Cable news would have loved this.
Bonus: I’m having a challenging day. My car died over by Hobby Airport and I wound up having to leave it in a parking lot not far from the intersection of Telephone and Airport. When I went inside the building to let them know why my car was there and that a tow truck was coming for it, they could not have been any kinder. It turned out to be the apprentice training facility for the Steelworkers and I noticed that the building was named after someone: Deke Bullen. Well, I couldn’t help but be curious about this fellow. I couldn’t find too much but what I did find is very interesting. Deke Bullen was the construction supervisor on the San Jacinto Monument. Here’s a Houston Chronicle article about the design and construction of the star, and here’s a picture from the article with Bullen on top of it. He’s on the right and that’s the architect, Alfred Finn, on the left. Here’s a Rice connection—if you read the article, it mentions sculptor William McVey, ’28, who did the reliefs on the monument.
Albert Patrick was eventually disbarred in New York in 1930, but between his pardon in 1912 and disbarment in 1930 he was a practicing lawyer. He may have continued to practice in Oklahoma when he left New York, but I’m not sure about that. Although I haven’t been able to find anything about his legal career online this afternoon, I have a recollection that at some point he was representing a client (perhaps before the US Supreme Court) and the opposing counsel referred to Mr. Patrick as a murderer. Not surprisingly, such an allegation brought an immediate rebuke from the Court, until Patrick was forced to admit that he had, in fact, been convicted of murder.
Does even the thought of being on that platform atop the San Jacinto Monument give you chills?
I’d like to know a) how they got up there, and (b) how they took the picture.
I’m with Grungy, even though I have done some climbing, there is no amount of money that would get me in that basket. I too share Grungy’s questions.
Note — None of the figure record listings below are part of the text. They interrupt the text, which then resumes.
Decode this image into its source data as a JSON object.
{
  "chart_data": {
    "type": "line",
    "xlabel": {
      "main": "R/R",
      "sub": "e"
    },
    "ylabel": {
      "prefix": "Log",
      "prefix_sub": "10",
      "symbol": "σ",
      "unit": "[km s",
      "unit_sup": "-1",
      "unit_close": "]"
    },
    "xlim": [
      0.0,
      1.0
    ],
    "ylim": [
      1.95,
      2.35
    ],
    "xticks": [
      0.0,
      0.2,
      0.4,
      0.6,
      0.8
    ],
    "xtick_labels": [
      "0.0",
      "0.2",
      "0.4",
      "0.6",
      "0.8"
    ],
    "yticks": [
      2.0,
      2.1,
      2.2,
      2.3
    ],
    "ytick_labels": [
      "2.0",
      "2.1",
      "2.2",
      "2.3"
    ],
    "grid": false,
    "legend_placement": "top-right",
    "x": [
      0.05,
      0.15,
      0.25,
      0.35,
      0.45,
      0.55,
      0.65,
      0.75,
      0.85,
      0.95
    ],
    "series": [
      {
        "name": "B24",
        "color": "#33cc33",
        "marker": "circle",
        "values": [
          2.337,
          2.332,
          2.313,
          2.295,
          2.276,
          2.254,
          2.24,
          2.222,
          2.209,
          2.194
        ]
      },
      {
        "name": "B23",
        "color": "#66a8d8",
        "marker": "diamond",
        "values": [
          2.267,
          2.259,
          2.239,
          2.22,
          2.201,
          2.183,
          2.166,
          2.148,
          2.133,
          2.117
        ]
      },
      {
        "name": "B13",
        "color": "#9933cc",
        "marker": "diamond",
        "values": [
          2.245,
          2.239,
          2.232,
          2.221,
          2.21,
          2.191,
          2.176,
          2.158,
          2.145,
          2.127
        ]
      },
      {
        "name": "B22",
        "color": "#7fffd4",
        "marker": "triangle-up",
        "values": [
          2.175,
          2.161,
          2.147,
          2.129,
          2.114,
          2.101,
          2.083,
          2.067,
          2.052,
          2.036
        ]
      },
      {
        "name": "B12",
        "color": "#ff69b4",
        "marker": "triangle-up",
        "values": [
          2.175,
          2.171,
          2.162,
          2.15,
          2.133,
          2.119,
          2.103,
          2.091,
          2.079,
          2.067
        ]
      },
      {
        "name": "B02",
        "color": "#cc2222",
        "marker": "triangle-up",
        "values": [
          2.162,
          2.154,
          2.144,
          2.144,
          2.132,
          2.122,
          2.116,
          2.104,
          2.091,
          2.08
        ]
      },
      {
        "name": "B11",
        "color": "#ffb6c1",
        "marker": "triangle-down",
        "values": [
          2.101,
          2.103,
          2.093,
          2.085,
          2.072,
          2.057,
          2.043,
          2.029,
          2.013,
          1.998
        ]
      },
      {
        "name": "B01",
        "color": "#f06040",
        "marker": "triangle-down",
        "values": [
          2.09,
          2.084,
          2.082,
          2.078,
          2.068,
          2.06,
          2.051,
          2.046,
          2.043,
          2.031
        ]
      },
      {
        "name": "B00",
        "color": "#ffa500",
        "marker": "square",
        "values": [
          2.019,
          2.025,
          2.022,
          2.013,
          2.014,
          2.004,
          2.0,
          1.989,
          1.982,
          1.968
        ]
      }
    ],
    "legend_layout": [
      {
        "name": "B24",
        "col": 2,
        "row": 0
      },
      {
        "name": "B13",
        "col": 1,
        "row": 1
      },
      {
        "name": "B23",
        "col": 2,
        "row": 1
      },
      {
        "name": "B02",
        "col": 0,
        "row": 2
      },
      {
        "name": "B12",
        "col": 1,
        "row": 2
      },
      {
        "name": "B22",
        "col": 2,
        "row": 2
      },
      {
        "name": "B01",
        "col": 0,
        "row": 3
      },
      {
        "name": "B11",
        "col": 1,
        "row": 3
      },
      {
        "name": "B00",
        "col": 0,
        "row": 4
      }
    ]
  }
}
Seriously, I get sick even thinking about it. But I am interested in how they did this—-I’ll go find out. It turns out that Bullen wrote a short account of the monument’s construction and I’m working on getting my hands on a copy even as we speak.
I eagerly await.
I forwarded the blog to Larry Spasic, president of the San Jacinto Museum of History. I’m pretty sure he can provide you with the answer.